Dass die Partei Faymann sein Nicht-Erscheinen vor dem U-Ausschuss in der Inseraten-Affären nicht verziehen hat, glaubt Kräuter hingegen nicht. Mittlerweile schätzten nämlich die Funktionäre das "sehr richtig" ein, dass die Situation des Kanzlers nicht mit Deutschland vergleichbar sei. Denn dort würde Regierungschefin Angela Merkel auch nie einen Untersuchungsausschuss betreten, wo jemand drin sitze, der angezeigt habe und sich dann als Richter aufspiele, meinte Kräuter mit Blick auf FPÖ-Generalsekretär Harald Vilimsky, der die Ermittlungen der Justiz in der Inseraten-Affäre ins Rollen gebracht hatte und in der Schlussphase des U-Ausschuss FP-Fraktionsführer war.

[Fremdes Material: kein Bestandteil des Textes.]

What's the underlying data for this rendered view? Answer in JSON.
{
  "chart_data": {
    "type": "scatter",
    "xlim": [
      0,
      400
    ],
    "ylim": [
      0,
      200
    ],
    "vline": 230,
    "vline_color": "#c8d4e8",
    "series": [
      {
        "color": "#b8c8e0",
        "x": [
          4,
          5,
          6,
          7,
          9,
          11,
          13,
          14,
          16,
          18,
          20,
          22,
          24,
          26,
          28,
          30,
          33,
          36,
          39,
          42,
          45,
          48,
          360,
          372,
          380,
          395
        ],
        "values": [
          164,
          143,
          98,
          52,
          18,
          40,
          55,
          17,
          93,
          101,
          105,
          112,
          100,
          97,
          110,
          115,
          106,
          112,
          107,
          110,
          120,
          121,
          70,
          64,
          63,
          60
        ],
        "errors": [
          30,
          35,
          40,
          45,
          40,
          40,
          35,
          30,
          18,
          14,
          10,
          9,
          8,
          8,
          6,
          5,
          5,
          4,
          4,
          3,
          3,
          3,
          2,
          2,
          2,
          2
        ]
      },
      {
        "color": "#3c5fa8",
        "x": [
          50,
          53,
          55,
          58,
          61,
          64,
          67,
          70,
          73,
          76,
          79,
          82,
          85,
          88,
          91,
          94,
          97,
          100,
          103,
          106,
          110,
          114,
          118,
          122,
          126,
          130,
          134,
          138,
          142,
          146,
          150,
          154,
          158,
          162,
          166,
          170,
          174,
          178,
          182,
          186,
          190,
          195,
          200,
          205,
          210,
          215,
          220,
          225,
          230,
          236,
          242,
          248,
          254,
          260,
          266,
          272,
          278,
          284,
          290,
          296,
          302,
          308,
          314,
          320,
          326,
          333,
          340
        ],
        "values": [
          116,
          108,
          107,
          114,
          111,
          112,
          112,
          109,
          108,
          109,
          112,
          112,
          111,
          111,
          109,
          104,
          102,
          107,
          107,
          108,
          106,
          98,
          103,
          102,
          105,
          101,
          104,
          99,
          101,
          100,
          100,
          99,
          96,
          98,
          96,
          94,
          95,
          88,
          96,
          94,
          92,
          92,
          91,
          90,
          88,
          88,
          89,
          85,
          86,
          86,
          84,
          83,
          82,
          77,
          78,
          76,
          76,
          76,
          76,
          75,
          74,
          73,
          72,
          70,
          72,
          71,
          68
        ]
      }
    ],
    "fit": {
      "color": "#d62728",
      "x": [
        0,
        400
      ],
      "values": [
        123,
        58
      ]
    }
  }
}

Ebenfalls unwahrscheinlich erscheint dem Bundesgeschäftsführer, dass der rasche Schwenk von Wehrpflicht zu Berufsheer ein Faktor für Faymanns Abschneiden war. Immerhin gesteht er zu, dass in der Partei immer gleich helle Aufregung entstanden sei, wenn ein SPÖ-Mitglied eine andere Position als die Parteispitze eingenommen habe. Hier sei noch zu wenig verinnerlicht, dass eine Volksbefragung kein Ersatz für einen Wahlkampf sei sondern dass es da nur um die Sache gehe.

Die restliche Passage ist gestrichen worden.